PROSPER, Texas - Up until just a few months ago, a group of middle schoolers from Prosper had never picked up a bow. But that didn't stop the team of young archers from defying the odds.
Last fall, a couple parents held a meeting for anyone interested in putting together an archery team. They expected 10 families, but more than 200 showed up. They put together a team of 30 and became a true Cinderella story.
"We wanted to have fun,” said Coach Becky Hedges. “We wanted to learn something new, and we wanted to create some comradery for the students."
It wasn't easy. Only two of the kids on the makeshift team had ever picked up a bow.
"All the arrows came out on the floor in a perfect square so it wasn't that good,” said team member Emmy Lynch.
Team Member Lola Combs says the scariest part was trying not to shoot somebody.
Being new to the sport, never in a million years did any of them think that they would be able to compete. But in March during a State competition, they stunned everyone.
"We had no idea we would make it to state this year,” Hedges said. “We are currently ranked fifth in the state of Texas."
Then, the team of young archers did one better — they made it to nationals. And as if that wasn't cool enough, they did so well there that they qualified for the World Archery Tournament in Orlando in two weekends.

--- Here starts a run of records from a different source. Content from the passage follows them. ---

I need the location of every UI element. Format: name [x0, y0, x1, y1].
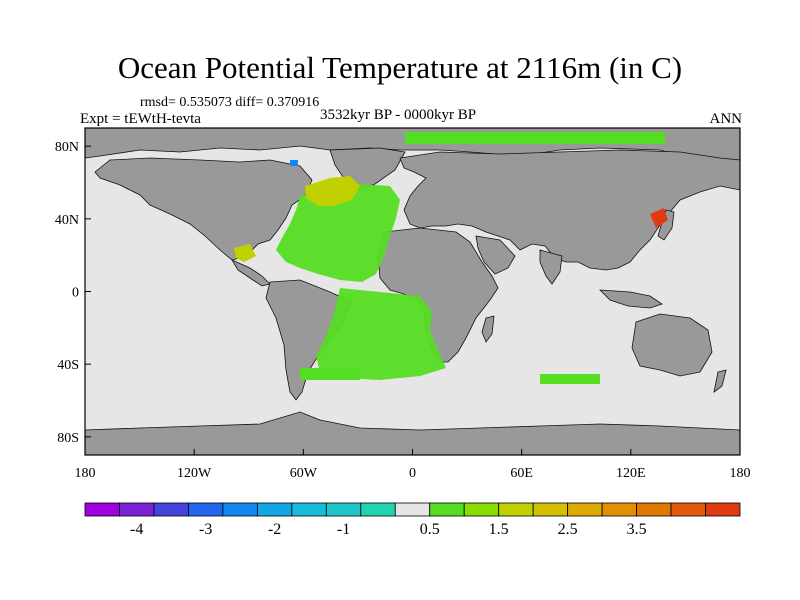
colorbar-label: -1	[337, 521, 350, 538]
colorbar-swatch	[532, 502, 569, 517]
colorbar-swatch	[188, 502, 224, 517]
colorbar-swatch	[705, 502, 741, 517]
colorbar-label: -4	[130, 521, 143, 538]
anomaly-north-atlantic	[276, 184, 400, 282]
colorbar-swatch	[84, 502, 120, 517]
x-axis: 180 120W 60W 0 60E 120E 180	[75, 449, 751, 481]
x-tick-label: 60E	[510, 466, 533, 481]
anomaly-southern-ocean-2	[540, 374, 600, 384]
experiment-text: Expt = tEWtH-tevta	[80, 111, 201, 127]
colorbar-swatch	[429, 502, 465, 517]
colorbar-swatch	[256, 502, 293, 517]
anomaly-labrador-sea	[305, 176, 360, 206]
eurasia	[399, 149, 740, 271]
india	[539, 249, 563, 285]
anomaly-sea-of-japan	[650, 208, 668, 228]
y-tick-label: 0	[72, 286, 79, 301]
colorbar-swatch	[636, 502, 672, 517]
colorbar-swatch	[463, 502, 500, 517]
new-zealand	[713, 369, 727, 393]
y-tick-label: 80N	[55, 140, 79, 155]
anomaly-south-atlantic	[316, 288, 446, 380]
x-tick-label: 120E	[616, 466, 646, 481]
colorbar-swatch	[291, 502, 327, 517]
colorbar-label: -3	[199, 521, 212, 538]
y-tick-label: 80S	[57, 431, 79, 446]
x-tick-label: 180	[75, 466, 96, 481]
australia	[631, 313, 713, 377]
colorbar-swatch	[153, 502, 189, 517]
anomaly-arctic	[405, 132, 665, 144]
colorbar-swatch	[394, 502, 431, 517]
colorbar-label: 3.5	[627, 521, 647, 538]
y-tick-label: 40N	[55, 213, 79, 228]
anomaly-southern-ocean-1	[300, 368, 360, 380]
map-layers	[85, 128, 740, 455]
colorbar-swatch	[670, 502, 706, 517]
colorbar-label: 0.5	[420, 521, 440, 538]
colorbar-label: 2.5	[558, 521, 578, 538]
y-tick-label: 40S	[57, 358, 79, 373]
stats-text: rmsd= 0.535073 diff= 0.370916	[140, 95, 320, 110]
x-tick-label: 180	[730, 466, 751, 481]
africa	[377, 227, 499, 363]
antarctica	[85, 411, 740, 455]
x-tick-label: 0	[409, 466, 416, 481]
anomaly-gulf-of-mexico	[234, 244, 256, 262]
anomaly-greenland-sea	[290, 160, 298, 166]
season-text: ANN	[709, 111, 743, 127]
colorbar-swatch	[325, 502, 362, 517]
map-title: Ocean Potential Temperature at 2116m (in…	[117, 50, 683, 85]
colorbar-swatch	[498, 502, 534, 517]
period-text: 3532kyr BP - 0000kyr BP	[320, 107, 477, 123]
colorbar: -4 -3 -2 -1 0.5 1.5 2.5 3.5	[84, 502, 741, 538]
colorbar-label: -2	[268, 521, 281, 538]
x-tick-label: 120W	[177, 466, 212, 481]
colorbar-label: 1.5	[489, 521, 509, 538]
colorbar-swatch	[360, 502, 396, 517]
madagascar	[481, 315, 495, 343]
colorbar-swatch	[119, 502, 155, 517]
y-axis: 80N 40N 0 40S 80S	[55, 140, 91, 446]
indonesia	[598, 289, 663, 309]
colorbar-swatch	[567, 502, 603, 517]
north-america	[94, 157, 313, 261]
colorbar-swatch	[222, 502, 258, 517]
central-america	[231, 259, 271, 287]
colorbar-swatch	[601, 502, 637, 517]
arabia	[475, 235, 516, 275]
x-tick-label: 60W	[290, 466, 318, 481]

"And it's still almost like kind of surreal that this all happening for these kids,” said Booster Club President Lacey Combs. “But it's exciting, too."
"At the first month, I started to see a rapid improvement,” said team member Andrew Day. “Because you got to see how you got to physically improve as you shot over and over."
“So I shot 30 arrows, and I got 233 points,” Lola boasted.
The key to hitting the bullseye? The more these kids learn about archery, poise, control and teamwork, the more they learn about life.
"These kids have really embraced the things that they need to do to be effective adults,” Hedges said. “Part of that comes from the training that they have in archery. And so based on what they've learned and embraced, it just makes me feel like I've accomplished something."
In terms of safety, the coach says it's the second safest sport right behind table tennis.